It’s nippy out. You get into the car and notice that your windscreen is lightly frosted. You’re already late for work, so you rush back into the house and pop the kettle on. When it has boiled, you pour the hot water over your windscreen, hoping it will defrost instantly so that you can get to work in time. BANG! A giant crack forms on your windscreen, like an icy hand stretching from one side of the glass to the other. “How much is this going to cost?” you wonder with growing panic.
Winter is a particularly perilous time of year for windscreens, but under no circumstances should you try to de-ice your windscreen by pouring boiling water onto it. In fact, the sudden change in temperature puts pressure on the glass which can actually cause it to crack. Here's what you should do instead…
How to defrost your windscreen
The best method for defrosting a windscreen is simple, cheap and effective: use de-icer spray and an ice scraper to clear the ice. De-icer spray is specially formulated to remove ice. And although you might get a little chilly standing outside while you scrape the ice off, it’s a sacrifice that’s worth it in the long term.
If your windscreen is foggy, then the ‘defrost’ airflow setting will help blow air over the glass, helping to evaporate some of the moisture.
Will a cracked windscreen pass a MOT?
Your windscreen isn’t just important because it protects you from drizzly winter days, but because you need to have a clear view of the road when you drive to avoid accidents.
Worried that your car won’t pass its MOT if it has damage or scratches on the windscreen? Repairing small windscreen damage is typically 70% cheaper than the cost of replacing the screen. Here, it becomes about the extent of the damage – typically a crack of 40mm or less can be repaired. However, greater significance is given to the area of the windscreen directly in front of the driver’s window, as this is the most vital for crystal clear vision. Typically damage larger than 10mm in front of the driver’s field of vision, and 40mm in front of the passenger seat, is passable on a MOT, assuming you have used a legitimate repair – whether DIY or with a garage.
Depending on your insurance cover, it’s even possible to get some small windscreen repairs carried out through your insurance, without actually impacting on your no claims discount.

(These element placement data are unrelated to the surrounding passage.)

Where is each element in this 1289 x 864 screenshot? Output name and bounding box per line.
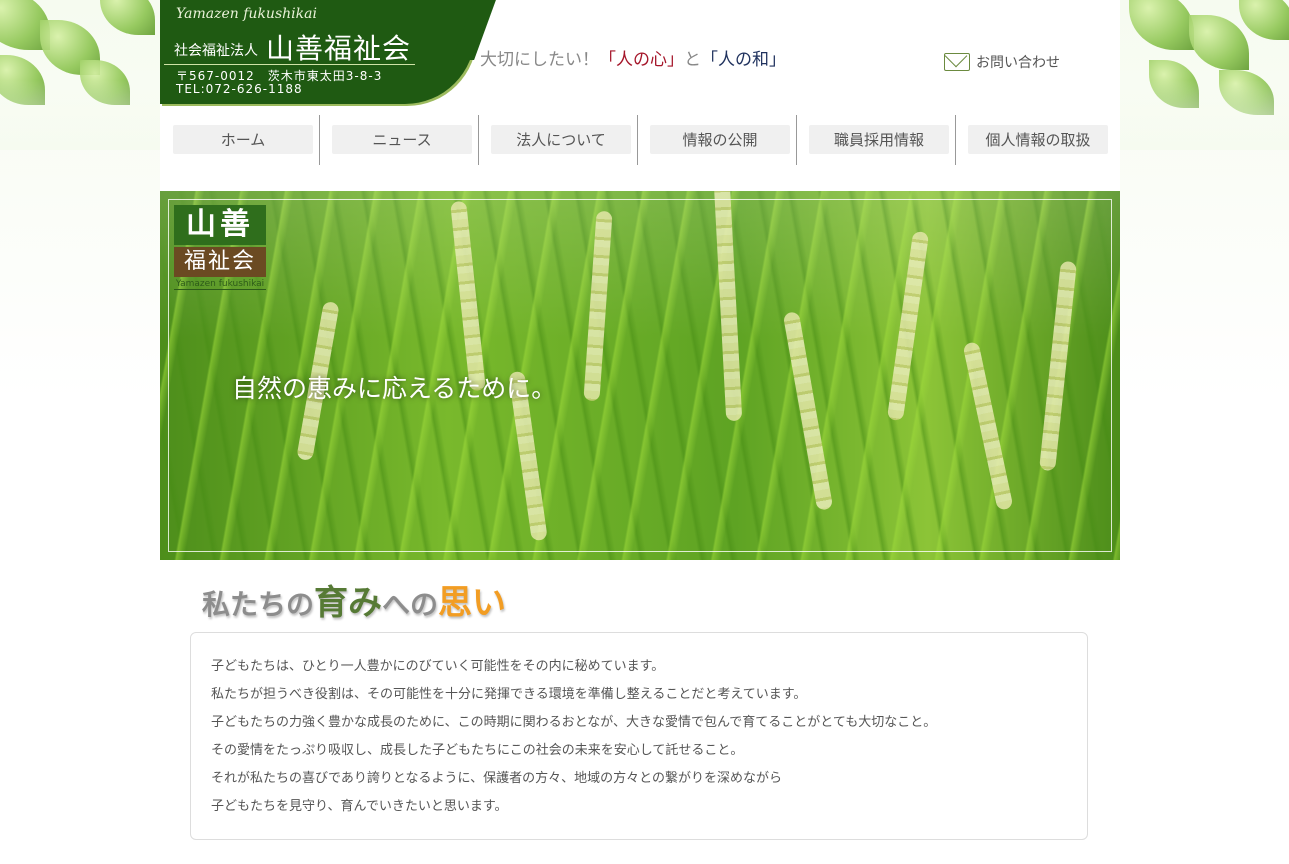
site-logo[interactable]: Yamazen fukushikai 社会福祉法人 山善福祉会 〒567-001…	[160, 0, 475, 104]
nav-item-recruit: 職員採用情報	[796, 115, 956, 165]
leaf-decoration-right	[1119, 0, 1289, 150]
contact-link[interactable]: お問い合わせ	[944, 52, 1060, 72]
tagline-prefix: 大切にしたい！	[480, 50, 599, 70]
philosophy-paragraph: それが私たちの喜びであり誇りとなるように、保護者の方々、地域の方々との繋がりを深…	[211, 771, 782, 786]
nav-disclosure-button[interactable]: 情報の公開	[650, 125, 790, 154]
section-title-nurture: 育み	[314, 583, 383, 623]
logo-roman-text: Yamazen fukushikai	[176, 6, 317, 22]
nav-about-button[interactable]: 法人について	[491, 125, 631, 154]
section-title-part: への	[382, 588, 439, 621]
hero-headline: 自然の恵みに応えるために。	[232, 374, 557, 403]
logo-corporation-type: 社会福祉法人	[174, 43, 258, 59]
philosophy-paragraph: 子どもたちを見守り、育んでいきたいと思います。	[211, 799, 508, 814]
page-container: Yamazen fukushikai 社会福祉法人 山善福祉会 〒567-001…	[160, 0, 1120, 864]
tagline-mid: と	[684, 50, 701, 70]
philosophy-paragraph: 私たちが担うべき役割は、その可能性を十分に発揮できる環境を準備し整えることだと考…	[211, 687, 807, 702]
logo-organization-name: 山善福祉会	[266, 32, 412, 65]
rice-grain-decoration	[782, 311, 834, 511]
rice-grain-decoration	[1039, 260, 1077, 472]
logo-phone: TEL:072-626-1188	[176, 82, 303, 96]
hero-logo-sub: Yamazen fukushikai	[174, 279, 266, 290]
rice-grain-decoration	[962, 341, 1014, 511]
nav-item-home: ホーム	[160, 115, 320, 165]
nav-privacy-button[interactable]: 個人情報の取扱	[968, 125, 1108, 154]
rice-grain-decoration	[886, 230, 930, 422]
nav-item-privacy: 個人情報の取扱	[955, 115, 1114, 165]
nav-item-news: ニュース	[319, 115, 479, 165]
philosophy-text-box: 子どもたちは、ひとり一人豊かにのびていく可能性をその内に秘めています。 私たちが…	[190, 632, 1088, 840]
rice-grain-decoration	[450, 200, 486, 392]
rice-grain-decoration	[713, 191, 743, 422]
nav-recruit-button[interactable]: 職員採用情報	[809, 125, 949, 154]
nav-news-button[interactable]: ニュース	[332, 125, 472, 154]
hero-logo-top: 山善	[174, 205, 266, 245]
hero-logo: 山善 福祉会 Yamazen fukushikai	[174, 205, 266, 290]
philosophy-paragraph: その愛情をたっぷり吸収し、成長した子どもたちにこの社会の未来を安心して託せること…	[211, 743, 744, 758]
hero-logo-bottom: 福祉会	[174, 247, 266, 277]
section-title: 私たちの育みへの思い	[202, 575, 506, 624]
nav-item-about: 法人について	[478, 115, 638, 165]
contact-label: お問い合わせ	[976, 55, 1060, 71]
philosophy-paragraph: 子どもたちの力強く豊かな成長のために、この時期に関わるおとなが、大きな愛情で包ん…	[211, 715, 937, 730]
main-nav: ホーム ニュース 法人について 情報の公開 職員採用情報 個人情報の取扱	[160, 115, 1120, 165]
mail-icon	[944, 53, 970, 71]
nav-home-button[interactable]: ホーム	[173, 125, 313, 154]
hero-banner: 山善 福祉会 Yamazen fukushikai 自然の恵みに応えるために。	[160, 191, 1120, 560]
logo-divider	[164, 64, 415, 65]
philosophy-paragraph: 子どもたちは、ひとり一人豊かにのびていく可能性をその内に秘めています。	[211, 659, 665, 674]
tagline-harmony: 「人の和」	[701, 50, 786, 70]
section-title-part: 私たちの	[202, 588, 315, 621]
rice-grain-decoration	[583, 210, 613, 402]
section-title-thought: 思い	[438, 583, 507, 623]
header-tagline: 大切にしたい！「人の心」と「人の和」	[480, 45, 786, 70]
nav-item-disclosure: 情報の公開	[637, 115, 797, 165]
tagline-heart: 「人の心」	[599, 50, 684, 70]
leaf-decoration-left	[0, 0, 170, 150]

Ensure you use authentic OEM glass
If you're getting your windscreen replaced, make sure that it’s manufactured in line with industry requirements. It’s recommended that, to ensure compliance with industry standards, you buy your glass from an OEM source, and that it’s branded with the relevant vehicle manufacturer logo. Your insurance provider will be able to help you source approved windscreen repairers.
When should you replace your wiper blades?

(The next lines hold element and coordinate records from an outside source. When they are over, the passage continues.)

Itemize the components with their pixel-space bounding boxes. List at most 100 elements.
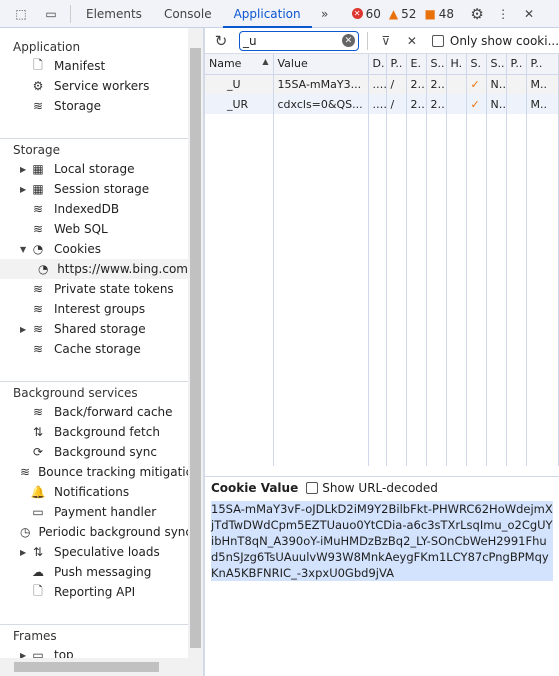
tab-elements[interactable]: Elements [75, 0, 153, 28]
clear-filtered-cookies-icon[interactable]: ⊽ [376, 34, 396, 48]
table-cell [506, 74, 527, 94]
sidebar-item[interactable]: ▶ ▦ Session storage [0, 179, 188, 199]
sidebar-item[interactable]: ◷ Periodic background sync [0, 522, 188, 542]
clear-filter-icon[interactable]: ✕ [341, 34, 355, 47]
sidebar-item[interactable]: 🔔 Notifications [0, 482, 188, 502]
table-cell: _U [205, 74, 274, 94]
sidebar-item[interactable]: ≋ Back/forward cache [0, 402, 188, 422]
refresh-icon[interactable]: ↻ [211, 32, 231, 50]
sidebar-item[interactable]: ≋ IndexedDB [0, 199, 188, 219]
tab-console[interactable]: Console [153, 0, 223, 28]
table-cell: 15SA-mMaY3... [273, 74, 369, 94]
empty-row [205, 114, 559, 466]
database-icon: ≋ [32, 99, 44, 113]
column-header[interactable]: Value [273, 54, 369, 75]
sidebar-scrollbar[interactable] [188, 28, 203, 658]
table-row[interactable]: _U15SA-mMaY3......./2...2...✓N..M.. [205, 74, 559, 94]
table-cell: _UR [205, 94, 274, 114]
filter-input[interactable]: _u ✕ [238, 30, 359, 51]
table-row[interactable]: _URcdxcls=0&QS......./2...2...✓N..M.. [205, 94, 559, 114]
cookies-table: Name ▲ Value D. P.. E. S.. H. S. S.. P.. P.. _U 15S… [205, 54, 559, 466]
table-cell: N.. [486, 94, 507, 114]
scrollbar-thumb[interactable] [190, 48, 201, 648]
sidebar-item[interactable]: ▶ ▦ Local storage [0, 159, 188, 179]
sidebar-item[interactable]: ≋ Cache storage [0, 339, 188, 359]
expand-arrow-icon[interactable]: ▼ [20, 245, 30, 254]
only-show-label: Only show cooki... [449, 33, 559, 48]
column-header[interactable]: E. [406, 54, 427, 75]
only-show-checkbox[interactable] [431, 34, 444, 47]
sidebar-item[interactable]: ☁ Push messaging [0, 562, 188, 582]
gears-icon: ⚙ [32, 79, 44, 93]
scrollbar-thumb[interactable] [14, 662, 159, 672]
cookies-panel: ↻ _u ✕ ⊽ ✕ Only show cooki... Name ▲ Value… [205, 28, 559, 676]
sidebar-item-label: Session storage [54, 182, 150, 196]
sidebar-item[interactable]: ◔ https://www.bing.com [0, 259, 188, 279]
table-cell [446, 74, 467, 94]
cookie-icon: ◔ [32, 242, 44, 256]
file-icon: 🗋 [33, 57, 43, 72]
table-cell: N.. [486, 74, 507, 94]
expand-arrow-icon[interactable]: ▶ [20, 165, 30, 174]
sidebar-item-label: Notifications [54, 485, 130, 499]
column-header[interactable]: S. [466, 54, 487, 75]
sidebar-item[interactable]: ▭ Payment handler [0, 502, 188, 522]
table-cell: 2... [406, 74, 427, 94]
sidebar-item-label: Manifest [54, 59, 106, 73]
sidebar-item[interactable]: 🗋 Manifest [0, 56, 188, 76]
more-tabs-icon[interactable]: » [312, 7, 338, 21]
issue-icon: ■ [424, 6, 436, 21]
column-header[interactable]: H. [446, 54, 467, 75]
sidebar-item[interactable]: ▶ ⇅ Speculative loads [0, 542, 188, 562]
sidebar-item-label: Storage [54, 99, 101, 113]
expand-arrow-icon[interactable]: ▶ [20, 185, 30, 194]
column-header[interactable]: S.. [426, 54, 447, 75]
column-header[interactable]: Name ▲ [205, 54, 274, 75]
column-label: E. [410, 57, 421, 71]
sidebar-item[interactable]: ≋ Web SQL [0, 219, 188, 239]
sidebar: Application 🗋 Manifest ⚙ Service workers ≋ Sto… [0, 28, 188, 658]
settings-icon[interactable]: ⚙ [462, 5, 492, 23]
sidebar-item[interactable]: ⚙ Service workers [0, 76, 188, 96]
sidebar-item[interactable]: 🗋 Reporting API [0, 582, 188, 602]
warning-count[interactable]: ▲ 52 [389, 7, 417, 21]
sidebar-item-label: Service workers [54, 79, 150, 93]
column-header[interactable]: P.. [506, 54, 527, 75]
tab-application[interactable]: Application [222, 0, 312, 28]
cookie-icon: ◔ [38, 262, 49, 276]
delete-selected-icon[interactable]: ✕ [400, 34, 424, 48]
table-cell: 2... [426, 74, 447, 94]
column-header[interactable]: S.. [486, 54, 507, 75]
column-header[interactable]: P.. [386, 54, 407, 75]
error-count[interactable]: ✕ 60 [351, 7, 381, 21]
sync-icon: ⟳ [32, 445, 44, 459]
column-header[interactable]: P.. [526, 54, 559, 75]
more-options-icon[interactable]: ⋮ [492, 7, 514, 21]
expand-arrow-icon[interactable]: ▶ [20, 325, 30, 334]
sidebar-item[interactable]: ≋ Interest groups [0, 299, 188, 319]
section-header: Background services [13, 386, 138, 400]
sidebar-item[interactable]: ≋ Bounce tracking mitigatic [0, 462, 188, 482]
show-url-decoded-checkbox[interactable] [306, 482, 319, 494]
column-header[interactable]: D. [368, 54, 387, 75]
expand-arrow-icon[interactable]: ▶ [20, 548, 30, 557]
database-icon: ≋ [32, 222, 44, 236]
sidebar-item[interactable]: ≋ Private state tokens [0, 279, 188, 299]
sidebar-item[interactable]: ⇅ Background fetch [0, 422, 188, 442]
sidebar-item[interactable]: ▼ ◔ Cookies [0, 239, 188, 259]
sidebar-item[interactable]: ≋ Storage [0, 96, 188, 116]
sidebar-item-label: Reporting API [54, 585, 136, 599]
sidebar-horizontal-scrollbar[interactable] [0, 658, 203, 676]
sidebar-item[interactable]: ⟳ Background sync [0, 442, 188, 462]
close-icon[interactable]: ✕ [514, 7, 544, 21]
sidebar-item[interactable]: ▶ ▭ top [0, 645, 188, 658]
issue-count[interactable]: ■ 48 [424, 7, 454, 21]
device-toolbar-icon[interactable]: ▭ [36, 7, 66, 21]
sidebar-item[interactable]: ▶ ≋ Shared storage [0, 319, 188, 339]
cookie-value-text[interactable]: 15SA-mMaY3vF-oJDLkD2iM9Y2BilbFkt-PHWRC62… [211, 501, 553, 581]
sidebar-item-label: Periodic background sync [38, 525, 188, 539]
cloud-icon: ☁ [32, 565, 44, 579]
section-header: Storage [13, 143, 60, 157]
expand-arrow-icon[interactable]: ▶ [20, 651, 30, 659]
inspect-element-icon[interactable]: ⬚ [6, 7, 36, 21]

Wiper blades are your trusty ally through rain, sleet and snow, helping to provide you with unobstructed vision, whatever the weather. But, did you know that worn wiper blades can actually scratch or chip your windscreen? It’s essential to make sure that you get them replaced as soon as you notice they’re starting to falter.
Blades that are ‘streaking’ – where they’ve failed to clear water from the glass in certain places – odd noises such as squeaks and scrapes, and any unusual movement across the glass, are all tell-tale signs of weathered wipers.
Keep an eye out for the signs and bear in mind they can need to be changed as often as every six to 12 months. If you can tell just by looking at them that they’re out of shape or perhaps just starting to look a little worse for wear, then it’s time to update them with a younger model. After all, replacing them is cheaper than replacing your windscreen down the line due to wiper damage.